Nightwing tries to make the Titans whole again.
Titans: Season 2 has been a giant mess of a superhero series. An entertaining and sometimes engrossing mess, but still a mess. The series has repeatedly made the mistake on trying to take on too much at once and balance more characters than it can realistically manage. In “Nightwing,” the series finally tries to tie together all its loose ends and give fans the sort of closure that was utterly lacking in Season 1’s finale episode. True to form, it’s only partly successful in that end.
Dick Grayson is one of the few characters to consistently fare well in Season 2. These 13 episodes have followed a clear, purposeful arc, as Dick has tried to get the band back together, wrestled with the repressed demons of his past, atoned for his mistakes with Jericho and come out the other side a better, more confident leader. It’s fitting that the series caps off this journey by finally delivering that long-awaited moment where Dick becomes Nightwing. You can’t say Titans hasn’t earned that moment by now.
The costume itself is fine, if not necessarily the show’s best attempt at reproducing an iconic comic book look. For all that this suit is hyped up as the sleeker, more agile alternative to Dick’s Robin costume, it looks every bit as bulky as the Robin costume. 1997’s Batman & Robin didn’t get much right, but toss out the cape and that movie has a pretty terrific Nightwing costume.
Clothes aside, this episode does succeed in capping off Dick’s story and giving him his triumphant superhero rebirth. Brenton Thwaites even conveys that in his performance. The suit itself may be bulky, but the way Dick carries himself shows a man who’s finally freed himself of the psychological burdens he’s carried for years. The lengthy scenes with Iain Glen’s Bruce Wayne help further sell that transformation. Their interactions show an estranged father and son finally making peace with one another and serve as a much-needed contrast to the darkness and brutality of Season 1’s Dick vs. Bruce feud. I wouldn’t necessarily count on seeing Glen return for the recently confirmed Season 3, but at least the series made strong use of the character despite his fairly limited screen time.
Unfortunately, this episode struggles to bring the same satisfaction and emotional weight to its various other plot threads. The Wilson family conflict is handled pretty well, albeit resolved far too quickly given how much Deathstroke’s war against the Titans has dominated Season 1. Slade’s death and Jericho’s “resurrection” are both fitting ways of capping off their respective journeys. Again, it just feels as though this episode is rushing to get the good stuff over with so it can move into less rich material.
If anything, it would have been nice to see the Cadmus conflict resolved first so that the final battle with Slade could have formed the climax of this episode. The team’s confrontation with Superboy never builds the necessary level of tension and danger it needs.

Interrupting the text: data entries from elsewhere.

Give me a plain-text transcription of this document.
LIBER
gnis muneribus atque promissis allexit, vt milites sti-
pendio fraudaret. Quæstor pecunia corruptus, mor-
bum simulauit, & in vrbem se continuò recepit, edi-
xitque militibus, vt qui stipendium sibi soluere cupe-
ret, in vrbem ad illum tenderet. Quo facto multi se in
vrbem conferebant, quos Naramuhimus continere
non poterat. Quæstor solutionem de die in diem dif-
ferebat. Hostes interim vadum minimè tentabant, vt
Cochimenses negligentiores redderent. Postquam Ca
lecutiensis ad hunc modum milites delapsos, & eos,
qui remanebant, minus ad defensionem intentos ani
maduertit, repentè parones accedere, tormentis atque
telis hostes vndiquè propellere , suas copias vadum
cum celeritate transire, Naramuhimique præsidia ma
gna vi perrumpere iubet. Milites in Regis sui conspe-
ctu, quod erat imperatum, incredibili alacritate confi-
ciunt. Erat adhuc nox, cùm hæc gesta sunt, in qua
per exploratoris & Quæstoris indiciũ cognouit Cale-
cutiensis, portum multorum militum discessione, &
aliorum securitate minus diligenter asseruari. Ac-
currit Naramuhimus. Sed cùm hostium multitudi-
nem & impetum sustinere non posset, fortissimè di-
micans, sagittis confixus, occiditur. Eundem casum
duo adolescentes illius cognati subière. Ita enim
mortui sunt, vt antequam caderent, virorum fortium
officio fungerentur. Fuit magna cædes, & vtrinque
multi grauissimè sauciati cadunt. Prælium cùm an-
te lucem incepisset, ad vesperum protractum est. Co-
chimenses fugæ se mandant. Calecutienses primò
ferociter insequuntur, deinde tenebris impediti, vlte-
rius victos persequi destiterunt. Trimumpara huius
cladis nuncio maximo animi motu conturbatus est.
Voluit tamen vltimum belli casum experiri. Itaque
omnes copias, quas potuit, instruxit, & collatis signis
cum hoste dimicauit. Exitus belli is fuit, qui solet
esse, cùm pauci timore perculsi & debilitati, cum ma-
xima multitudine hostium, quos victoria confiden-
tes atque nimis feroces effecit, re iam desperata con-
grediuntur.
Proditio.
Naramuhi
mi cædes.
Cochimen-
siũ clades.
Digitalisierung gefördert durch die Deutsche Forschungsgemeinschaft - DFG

That’s part of the problem with having a character like Raven, whose powers allow her to basically do anything the plot demands of her. Never does it feel as though our heroes were in imminent danger while fighting Conner. This Cadmus story needed to build to something bigger and more grand, not an easily fixed mind control conflict.
The aftermath of that battles suggests the writers realized the stakes weren’t high enough, resulting in a sudden plot twist where Donna sacrifices her life to save Dawn. Needless to say, that moment doesn’t play well at all. It comes across as a forced attempt to insert drama and tragedy into a story that couldn’t find a more organic solution. It further highlights why Deathstroke, not Cadmus/Superboy, should have been the finale’s endgame. Let Donna go out fighting the same assassin who killed her boyfriend, not hoisting a bunch of electrically charged scrap metal.
The one silver lining here is that the series does finally seem to be making some attempt at pruning its overly large cast. Donna is dead, Rachel is taking some personal time and Jason seems intent on returning to Gotham. I really wish Jason hadn’t been sidelined in the latter half of Season 2. The series presented such an interesting opportunity by having Dick, not Bruce, be the architect of Jason’s fate, but now it appears Titans is dancing around that opportunity. Still, a leaner, more focused cast can only help in Season 3.
Verdict
For all that Titans bills itself as an ensemble superhero series, it’s also consistently great when focused on Dick Grayson. Dick’s debut as Nightwing and reconciliation with Bruce Wayne caps off a well-realized journey in Season 2. Sadly, the finale can’t do justice to most of the rest of its cast. This episode is too quick to move through the dramatically rich Wilson family conflict, fixating instead on the far more underwhelming battle with Cadmus. The finale pays the price for the show’s insistence on trying to juggle too many characters and story threads.